What does "strongly happens before" mean?
Why was "strongly happens before" introduced? Intuitively, what's its difference and relation with "happens before"?
Brace yourself for "simply happens-before" as well!Take a look at this current snapshot of cpprefhttps://en.cppreference.com/w/cpp/atomic/memory_order
It seems "simply happens-before" is added in C++20.
Simply happens-before
Regardless of threads, evaluation A simply happens-before evaluation B if any of the following is true:
1) A is sequenced-before B
2) A synchronizes-with B
3) A simply happens-before X, and X simply happens-before B
Note: without consume operations, simply happens-before and happens-before relations are the same.
So Simply-HB and HB are the same except for how they handle consume operations. See HB
Happens-before
Regardless of threads, evaluation A happens-before evaluation B if any of the following is true:
1) A is sequenced-before B
2) A inter-thread happens before B
The implementation is required to ensure that the happens-before relation is acyclic, by introducing additional synchronization if necessary (it can only be necessary if a consume operation is involved, see Batty et al)
How do they differ with regard to consume? See Inter-Thread-HB
Inter-thread happens-before
Between threads, evaluation A inter-thread happens before evaluation B if any of the following is true
1) A synchronizes-with B
2) A is dependency-ordered before B
3) ...
...
An operation that is dependency ordered (i.e. uses release/consume) is HB but not necessarily Simply-HB.

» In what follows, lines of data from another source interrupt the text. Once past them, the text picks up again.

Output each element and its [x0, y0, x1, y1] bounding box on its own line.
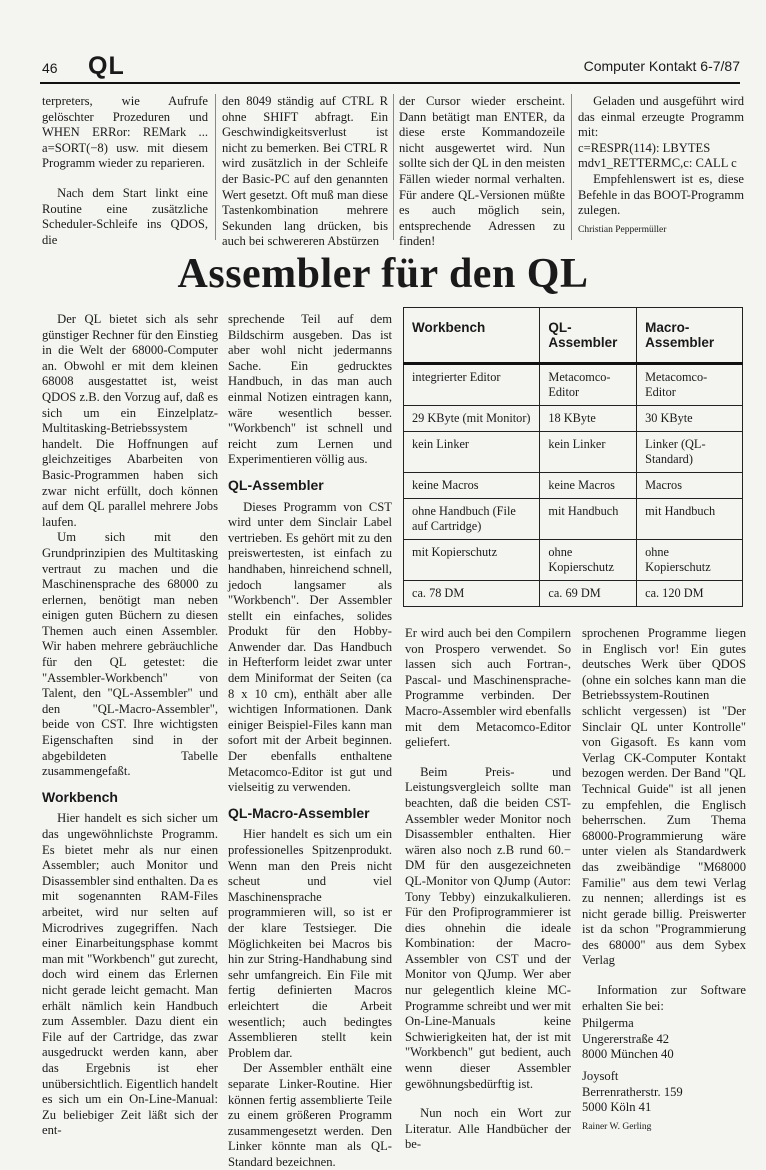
- table-cell: mit Handbuch: [540, 499, 637, 540]
- magazine-issue: Computer Kontakt 6-7/87: [583, 58, 740, 74]
- address-line: Joysoft: [582, 1069, 619, 1084]
- table-header-cell: Workbench: [404, 308, 540, 364]
- table-cell: Metacomco-Editor: [540, 364, 637, 406]
- section-title: QL: [88, 52, 125, 80]
- address-line: 5000 Köln 41: [582, 1100, 652, 1115]
- table-cell: ohne Handbuch (File auf Cartridge): [404, 499, 540, 540]
- table-header-row: [404, 308, 743, 364]
- column-divider: [571, 94, 572, 240]
- column-divider: [393, 94, 394, 240]
- table-row: [404, 364, 743, 406]
- table-row: [404, 406, 743, 432]
- table-cell: Metacomco-Editor: [637, 364, 743, 406]
- prev-col4-code: c=RESPR(114): LBYTES mdv1_RETTERMC,c: CALL c: [578, 140, 737, 171]
- table-cell: kein Linker: [404, 432, 540, 473]
- address-line: Berrenratherstr. 159: [582, 1084, 683, 1099]
- table-cell: keine Macros: [540, 473, 637, 499]
- table-cell: ohne Kopierschutz: [637, 540, 743, 581]
- header-rule: [40, 82, 740, 84]
- prev-article-col3: [399, 94, 566, 249]
- col2-intro: sprechende Teil auf dem Bildschirm ausgeben. Das ist aber wohl nicht jedermanns Sache. Ein gedrucktes Handbuch, in das man auch einmal Notizen eintragen kann, wäre wesentlich besser. "Workbench" ist schnell und reicht zum Lernen und Experimentieren völlig aus.: [228, 312, 392, 467]
- prev-col2-paragraph-1: den 8049 ständig auf CTRL R ohne SHIFT abfragt. Ein Geschwindigkeitsverlust ist nicht zu bemerken. Bei CTRL R wird zusätzlich in der Schleife der Basic-PC auf den genannten Wert gesetzt. Oft muß man diese Tastenkombination mehrere Sekunden lang drücken, bis auch bei schwereren Abstürzen: [222, 94, 388, 249]
- table-cell: ca. 69 DM: [540, 581, 637, 607]
- address-joysoft: [582, 1069, 746, 1116]
- prev-col3-paragraph-1: der Cursor wieder erscheint. Dann betätigt man ENTER, da diese erste Kommandozeile nicht ausgewertet wird. Nun sollte sich der QL in den meisten Fällen wieder normal verhalten. Für andere QL-Versionen müßte es auch möglich sein, entsprechende Adressen zu finden!: [399, 94, 566, 249]
- column-divider: [215, 94, 216, 240]
- table-header-cell: QL-Assembler: [540, 308, 637, 364]
- col3-paragraph-2: Beim Preis- und Leistungsvergleich sollte man beachten, daß die beiden CST-Assembler weder Monitor noch Disassembler enthalten. Hier wären also noch z.B rund 60.− DM für den ausgezeichneten QL-Monitor von QJump (Autor: Tony Tebby) einzukalkulieren. Für den Profiprogrammierer ist dies ohnehin die ideale Kombination: der Macro-Assembler von CST und der Monitor von QJump. Wer aber nur gelegentlich kleine MC-Programme schreibt und wer mit On-Line-Manuals keine Schwierigkeiten hat, der ist mit "Workbench" gut bedient, auch wenn dieser Assembler gewöhnungsbedürftig ist.: [405, 764, 571, 1091]
- col2-ql-paragraph: Dieses Programm von CST wird unter dem Sinclair Label vertrieben. Es gehört mit zu den preiswertesten, ist einfach zu handhaben, hinreichend schnell, jedoch langsamer als "Workbench". Der Assembler stellt ein einfaches, solides Produkt für den Hobby-Anwender dar. Das Handbuch in Hefterform leidet zwar unter dem Miniformat der Seiten (ca 8 x 10 cm), enthält aber alle wichtigen Informationen. Dank einiger Beispiel-Files kann man sofort mit der Arbeit beginnen. Der ebenfalls enthaltene Metacomco-Editor ist gut und vielseitig zu verwenden.: [228, 499, 392, 795]
- table-row: [404, 473, 743, 499]
- table-row: [404, 581, 743, 607]
- prev-article-col4: [578, 94, 744, 244]
- table-cell: Macros: [637, 473, 743, 499]
- col2-macro-paragraph-2: Der Assembler enthält eine separate Linker-Routine. Hier können fertig assemblierte Teile zu einem größeren Programm zusammengesetzt werden. Den Linker könnte man als QL-Standard bezeichnen.: [228, 1061, 392, 1169]
- table-cell: 29 KByte (mit Monitor): [404, 406, 540, 432]
- table-cell: Linker (QL-Standard): [637, 432, 743, 473]
- heading-macro-assembler: QL-Macro-Assembler: [228, 804, 370, 821]
- col2-macro-paragraph-1: Hier handelt es sich um ein professionelles Spitzenprodukt. Wenn man den Preis nicht scheut und viel Maschinensprache programmieren will, so ist er der klare Testsieger. Die Möglichkeiten bei Macros bis hin zur String-Handhabung sind sehr umfangreich. Ein File mit fertig definierten Macros erleichtert die Arbeit wesentlich; auch bedingtes Assemblieren stellt kein Problem dar.: [228, 827, 392, 1060]
- col1-paragraph-1: Der QL bietet sich als sehr günstiger Rechner für den Einstieg in die Welt der 68000-Computer an. Obwohl er mit dem kleinen 68008 ausgestattet ist, weist QDOS z.B. den Vorzug auf, daß es sich um ein Einzelplatz-Multitasking-Betriebssystem handelt. Die Hoffnungen auf gleichzeitiges Abarbeiten von Basic-Programmen haben sich zwar nicht erfüllt, doch können auf dem QL parallel mehrere Jobs laufen.: [42, 312, 218, 529]
- col4-paragraph-1: sprochenen Programme liegen in Englisch vor! Ein gutes deutsches Werk über QDOS (ohne ein solches kann man die Betriebssystem-Routinen schlicht vergessen) ist "Der Sinclair QL unter Kontrolle" von Gigasoft. Es kann vom Verlag CK-Computer Kontakt bezogen werden. Der Band "QL Technical Guide" ist all jenen zu empfehlen, die Englisch beherrschen. Zum Thema 68000-Programmierung wäre unter vielen als Standardwerk das zweibändige "M68000 Familie" aus dem tewi Verlag zu nennen; allerdings ist es nicht gerade billig. Preiswerter ist da schon "Programmierung des 68000" aus dem Sybex Verlag: [582, 626, 746, 968]
- comparison-table: [403, 307, 743, 607]
- article-title: Assembler für den QL: [177, 251, 589, 297]
- table-cell: ca. 120 DM: [637, 581, 743, 607]
- col1-workbench-paragraph: Hier handelt es sich sicher um das ungewöhnlichste Programm. Es bietet mehr als nur einen Assembler; auch Monitor und Disassembler sind enthalten. Da es mit sogenannten RAM-Files arbeitet, wird nur selten auf Microdrives zugegriffen. Nach einer Einarbeitungsphase kommt man mit "Workbench" gut zurecht, doch wird einem das Erlernen nicht gerade leicht gemacht. Man erhält nämlich kein Handbuch zum Assembler. Dazu dient ein File auf der Cartridge, das zwar ausgedruckt werden kann, aber das Ergebnis ist eher unübersichtlich. Eigentlich handelt es sich um ein On-Line-Manual: Zu beliebiger Zeit läßt sich der ent-: [42, 811, 218, 1138]
- table-cell: keine Macros: [404, 473, 540, 499]
- table-row: [404, 540, 743, 581]
- article-col1: [42, 312, 218, 1138]
- table-cell: ca. 78 DM: [404, 581, 540, 607]
- table-header-cell: Macro-Assembler: [637, 308, 743, 364]
- heading-ql-assembler: QL-Assembler: [228, 476, 324, 493]
- col4-paragraph-2: Information zur Software erhalten Sie bei:: [582, 983, 746, 1013]
- prev-article-col1: [42, 94, 208, 247]
- table-row: [404, 499, 743, 540]
- table-cell: mit Handbuch: [637, 499, 743, 540]
- article-col3: [405, 626, 571, 1152]
- prev-col4-paragraph-1: Geladen und ausgeführt wird das einmal erzeugte Programm mit:: [578, 94, 744, 140]
- table-cell: 30 KByte: [637, 406, 743, 432]
- col3-paragraph-3: Nun noch ein Wort zur Literatur. Alle Handbücher der be-: [405, 1106, 571, 1152]
- table-cell: mit Kopierschutz: [404, 540, 540, 581]
- prev-author: Christian Peppermüller: [578, 224, 667, 235]
- col1-paragraph-2: Um sich mit den Grundprinzipien des Multitasking vertraut zu machen und die Maschinensprache des 68000 zu erlernen, benötigt man neben einigen guten Büchern zu diesen Themen auch einen Assembler. Wir haben mehrere gebräuchliche für den QL getestet: die "Assembler-Workbench" von Talent, den "QL-Assembler" und den "QL-Macro-Assembler", beide von CST. Ihre wichtigsten Eigenschaften sind in der abgebildeten Tabelle zusammengefaßt.: [42, 530, 218, 779]
- heading-workbench: Workbench: [42, 788, 118, 805]
- prev-article-col2: [222, 94, 388, 249]
- article-col2: [228, 312, 392, 1169]
- table-cell: ohne Kopierschutz: [540, 540, 637, 581]
- address-line: 8000 München 40: [582, 1047, 674, 1062]
- table-cell: kein Linker: [540, 432, 637, 473]
- address-line: Philgerma: [582, 1016, 634, 1031]
- address-line: Ungererstraße 42: [582, 1031, 670, 1046]
- col3-paragraph-1: Er wird auch bei den Compilern von Prospero verwendet. So lassen sich auch Fortran-, Pascal- und Maschinensprache-Programme verbinden. Der Macro-Assembler wird ebenfalls mit dem Metacomco-Editor geliefert.: [405, 626, 571, 750]
- address-philgerma: [582, 1016, 746, 1063]
- table-cell: 18 KByte: [540, 406, 637, 432]
- prev-col1-paragraph-2: Nach dem Start linkt eine Routine eine zusätzliche Scheduler-Schleife ins QDOS, die: [42, 185, 208, 247]
- table-cell: integrierter Editor: [404, 364, 540, 406]
- page-number: 46: [42, 60, 58, 76]
- prev-col4-paragraph-2: Empfehlenswert ist es, diese Befehle in das BOOT-Programm zulegen.: [578, 171, 744, 218]
- article-col4: [582, 626, 746, 1132]
- prev-col1-paragraph-1: terpreters, wie Aufrufe gelöschter Prozeduren und WHEN ERRor: REMark ... a=SORT(−8) usw. mit diesem Programm wieder zu reparieren.: [42, 94, 208, 171]
- article-author: Rainer W. Gerling: [582, 1121, 652, 1132]
- table-row: [404, 432, 743, 473]
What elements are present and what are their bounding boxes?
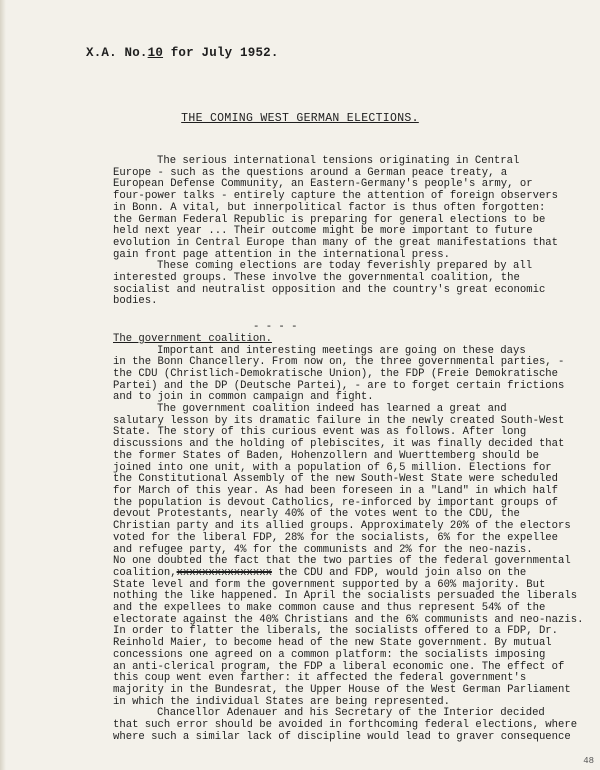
struck-text: xxxxxxxxxxxxxxx bbox=[176, 566, 272, 579]
ref-prefix: X.A. No. bbox=[86, 46, 148, 60]
text-line: bodies. bbox=[113, 295, 158, 308]
reference-line bbox=[86, 46, 279, 60]
text-line: held next year ... Their outcome might be more important to future bbox=[113, 225, 533, 238]
text-line: an anti-clerical program, the FDP a liberal economic one. The effect of bbox=[113, 660, 565, 673]
text-line: for March of this year. As had been foreseen in a "Land" in which half bbox=[113, 484, 559, 497]
text-line: the German Federal Republic is preparing for general elections to be bbox=[113, 213, 546, 226]
text-line: the Constitutional Assembly of the new South-West State were scheduled bbox=[113, 473, 559, 486]
page-mark: 48 bbox=[583, 756, 594, 766]
text-line: and to join in common campaign and fight. bbox=[113, 391, 374, 404]
text-line: voted for the liberal FDP, 28% for the socialists, 6% for the expellee bbox=[113, 531, 559, 544]
text-line: No one doubted the fact that the two parties of the federal governmental bbox=[113, 555, 571, 568]
text-line: In order to flatter the liberals, the socialists offered to a FDP, Dr. bbox=[113, 625, 559, 638]
text-line: in the Bonn Chancellery. From now on, the three governmental parties, - bbox=[113, 356, 565, 369]
section-separator: - - - - bbox=[253, 321, 298, 334]
text-line: that such error should be avoided in forthcoming federal elections, where bbox=[113, 719, 578, 732]
paragraph-2 bbox=[113, 261, 595, 308]
text-line: discussions and the holding of plebiscites, it was finally decided that bbox=[113, 438, 565, 451]
ref-suffix: for July 1952. bbox=[163, 46, 279, 60]
document-body bbox=[113, 156, 595, 743]
text-line: nothing the like happened. In April the socialists persuaded the liberals bbox=[113, 590, 578, 603]
coalition-word: coalition, bbox=[113, 566, 177, 579]
text-line: the former States of Baden, Hohenzollern and Wuerttemberg should be bbox=[113, 449, 539, 462]
text-line: joined into one unit, with a population of 6,5 million. Elections for bbox=[113, 461, 552, 474]
text-line: and refugee party, 4% for the communists and 2% for the neo-nazis. bbox=[113, 543, 533, 556]
text-line: State. The story of this curious event was as follows. After long bbox=[113, 426, 527, 439]
text-line: Europe - such as the questions around a German peace treaty, a bbox=[113, 166, 508, 179]
text-line: The government coalition indeed has learned a great and bbox=[157, 403, 507, 416]
line-continuation: the CDU and FDP, would join also on the bbox=[278, 566, 527, 579]
paragraph-3 bbox=[113, 346, 595, 405]
paragraph-4 bbox=[113, 404, 595, 708]
text-line: this coup went even farther: it affected the federal government's bbox=[113, 672, 527, 685]
paragraph-1 bbox=[113, 156, 595, 261]
paragraph-5 bbox=[113, 708, 595, 743]
ref-number: 10 bbox=[147, 46, 164, 60]
text-line: The serious international tensions originating in Central bbox=[157, 155, 520, 167]
text-line: devout Protestants, nearly 40% of the votes went to the CDU, the bbox=[113, 508, 520, 521]
text-line: the CDU (Christlich-Demokratische Union), the FDP (Freie Demokratische bbox=[113, 367, 559, 380]
text-line: evolution in Central Europe than many of the great manifestations that bbox=[113, 236, 559, 249]
text-line: Reinhold Maier, to become head of the new State government. By mutual bbox=[113, 637, 552, 650]
text-line: in which the individual States are being represented. bbox=[113, 695, 450, 708]
text-line: where such a similar lack of discipline would lead to graver consequence bbox=[113, 730, 571, 743]
text-line: These coming elections are today feverishly prepared by all bbox=[157, 260, 533, 273]
text-line bbox=[113, 568, 595, 580]
text-line: Partei) and the DP (Deutsche Partei), - are to forget certain frictions bbox=[113, 379, 565, 392]
text-line: State level and form the government supported by a 60% majority. But bbox=[113, 578, 546, 591]
text-line: in Bonn. A vital, but innerpolitical factor is thus often forgotten: bbox=[113, 201, 546, 214]
text-line: concessions one agreed on a common platform: the socialists imposing bbox=[113, 648, 546, 661]
text-line: socialist and neutralist opposition and the country's great economic bbox=[113, 283, 546, 296]
text-line: and the expellees to make common cause and thus represent 54% of the bbox=[113, 602, 546, 615]
text-line: gain front page attention in the international press. bbox=[113, 248, 450, 261]
text-line: European Defense Community, an Eastern-Germany's people's army, or bbox=[113, 178, 533, 191]
document-title: THE COMING WEST GERMAN ELECTIONS. bbox=[181, 112, 419, 125]
text-line: four-power talks - entirely capture the attention of foreign observers bbox=[113, 190, 559, 203]
text-line: the population is devout Catholics, re-inforced by important groups of bbox=[113, 496, 559, 509]
text-line: interested groups. These involve the governmental coalition, the bbox=[113, 272, 520, 285]
section-heading: The government coalition. bbox=[113, 332, 272, 345]
text-line: majority in the Bundesrat, the Upper House of the West German Parliament bbox=[113, 683, 571, 696]
text-line: Christian party and its allied groups. Approximately 20% of the electors bbox=[113, 520, 571, 533]
text-line: salutary lesson by its dramatic failure in the newly created South-West bbox=[113, 414, 565, 427]
text-line: Chancellor Adenauer and his Secretary of the Interior decided bbox=[157, 707, 545, 720]
text-line: Important and interesting meetings are going on these days bbox=[157, 344, 526, 357]
text-line: electorate against the 40% Christians and the 6% communists and neo-nazis. bbox=[113, 613, 584, 626]
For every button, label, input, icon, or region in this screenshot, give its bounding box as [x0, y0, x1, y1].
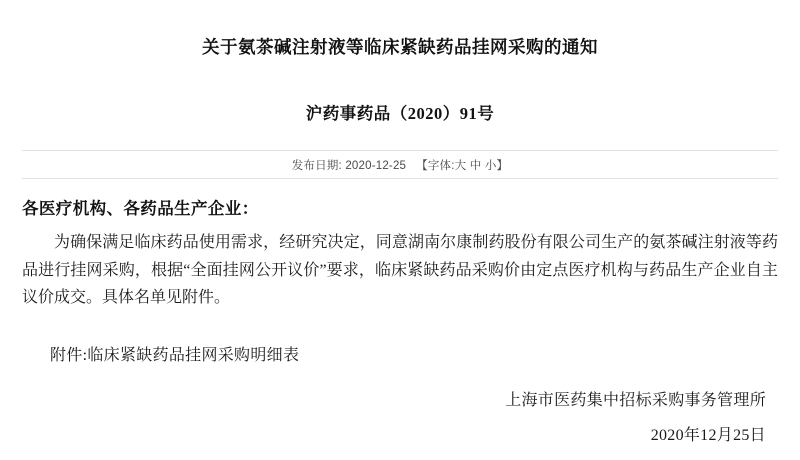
publish-date: 发布日期: 2020-12-25: [291, 159, 407, 172]
page-title: 关于氨茶碱注射液等临床紧缺药品挂网采购的通知: [202, 36, 598, 57]
body-paragraph: 为确保满足临床药品使用需求，经研究决定，同意湖南尔康制药股份有限公司生产的氨茶碱注射液等药品进行挂网采购，根据“全面挂网公开议价”要求，临床紧缺药品采购价由定点医疗机构与药品生产企业自主议价成交。具体名单见附件。: [22, 234, 778, 307]
issuer-signature: 上海市医药集中招标采购事务管理所: [505, 391, 766, 409]
attachment-line: 附件:临床紧缺药品挂网采购明细表: [50, 346, 300, 364]
page-left-margin-rule: [0, 12, 3, 460]
salutation: 各医疗机构、各药品生产企业：: [22, 199, 259, 219]
issue-date: 2020年12月25日: [650, 426, 766, 444]
font-size-control[interactable]: 【字体:大 中 小】: [416, 159, 509, 172]
document-number: 沪药事药品（2020）91号: [305, 104, 495, 124]
document-meta-bar: [22, 150, 778, 179]
document-page: [0, 12, 800, 460]
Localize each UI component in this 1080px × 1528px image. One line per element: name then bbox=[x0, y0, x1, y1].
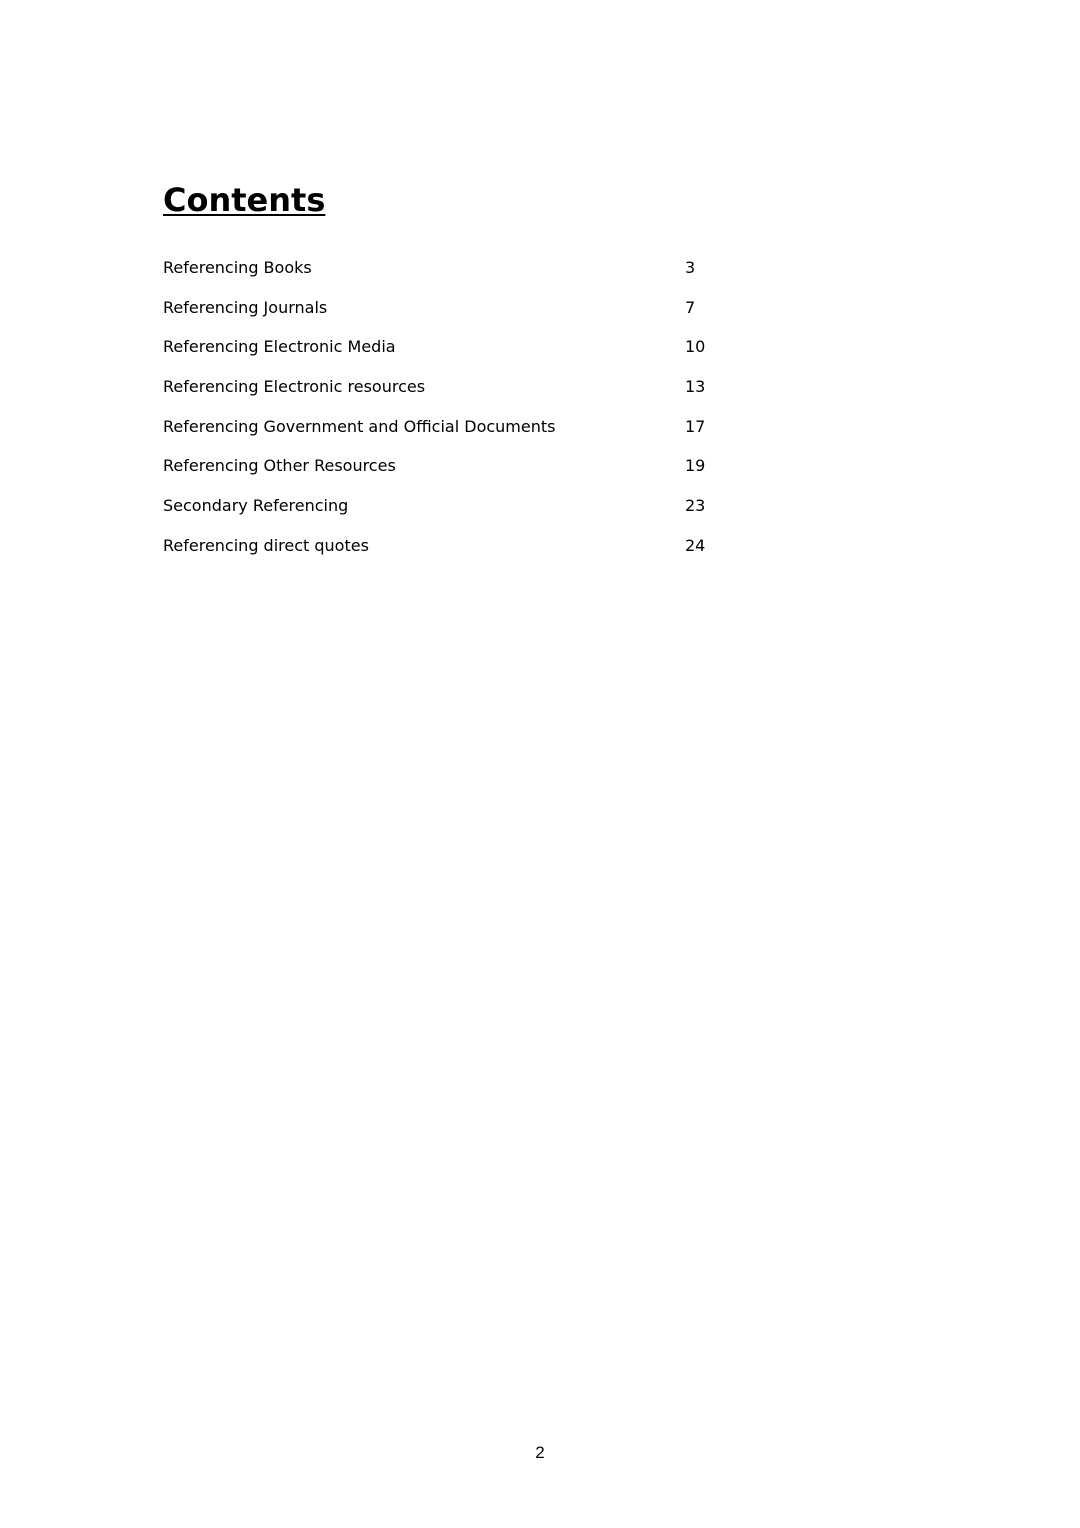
page-title: Contents bbox=[163, 181, 326, 219]
toc-entry-page: 7 bbox=[685, 297, 696, 317]
toc-entry bbox=[163, 452, 723, 492]
toc-entry-label: Referencing Other Resources bbox=[163, 456, 396, 476]
toc-entry bbox=[163, 254, 723, 294]
toc-entry bbox=[163, 294, 723, 334]
toc-entry-page: 3 bbox=[685, 258, 696, 277]
toc-entry bbox=[163, 492, 723, 532]
toc-entry bbox=[163, 413, 723, 453]
toc-entry-label: Referencing Government and Official Documents bbox=[163, 416, 556, 436]
toc-entry-page: 23 bbox=[685, 496, 706, 516]
toc-entry-page: 13 bbox=[685, 377, 706, 397]
toc-entry bbox=[163, 373, 723, 413]
toc-entry-label: Secondary Referencing bbox=[163, 496, 349, 516]
toc-entry-label: Referencing Electronic Media bbox=[163, 337, 396, 357]
table-of-contents bbox=[163, 254, 723, 572]
toc-entry-label: Referencing Electronic resources bbox=[163, 377, 426, 397]
toc-entry-page: 10 bbox=[685, 337, 706, 357]
footer-page-number: 2 bbox=[535, 1443, 545, 1462]
toc-entry bbox=[163, 333, 723, 373]
toc-entry-page: 19 bbox=[685, 456, 706, 476]
toc-entry-label: Referencing Journals bbox=[163, 297, 328, 317]
toc-entry-label: Referencing Books bbox=[163, 258, 312, 277]
toc-entry-label: Referencing direct quotes bbox=[163, 535, 369, 555]
toc-entry-page: 17 bbox=[685, 416, 706, 436]
toc-entry-page: 24 bbox=[685, 535, 706, 555]
toc-entry bbox=[163, 532, 723, 572]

Consume is more relaxed than acquire, so if I understand correctly, HB is more relaxed than Simply-HB.
Strongly happens-before
Regardless of threads, evaluation A strongly happens-before evaluation B if any of the following is true:
1) A is sequenced-before B
2) A synchronizes with B, and both A and B are sequentially consistent atomic operations
3) A is sequenced-before X, X simply happens-before Y, and Y is sequenced-before B
4) A strongly happens-before X, and X strongly happens-before B
Note: informally, if A strongly happens-before B, then A appears to be evaluated before B in all contexts.
Note: strongly happens-before excludes consume operations.
So a release/consume operation cannot be Strongly-HB.
Release/acquire can be HB and Simply-HB (because release/acquire synchronizes-with) but is not necessarily Strongly-HB. Because Strongly-HB specifically says that A must synchronize-with B AND be a Sequentially Consistent operation.
Is happens-before guaranteed? HB Simply-HB Strongly-HBrelaxed no no norelease/consume yes no no release/acquire yes yes noS.C. yes yes yes
What does the "A appears to be evaluated before B in all contexts" in the note mean?
All contexts: All threads / all CPUs see (or "will eventually agree on") the same order. This is the guarantee of sequential consistency--a global total modification order of all variables. Acquire/release chains only guarantee perceived modification order for threads participating in the chain. Threads outside the chain are theoretically allowed to see a different order.
I do not know why Strongly-HB and Simply-HB were introduced. Maybe to help clarify how to operate around consume? Strongly-HB has a nice properties--if one thread observes A strongly-happens-before B, it knows all threads will observe the same thing.
The history of consume:
Paul E. McKenney is responsible for consume being in the C and C++ standards. Consume guarantees ordering between pointer assignment and the memory it points to. It was invented because of the DEC Alpha. The DEC Alpha could speculatively dereference a pointer, thus it also had a memory fence to prevent this. The DEC Alpha is no longer made and no processors today have this behavior. Consume is intended to be very relaxed.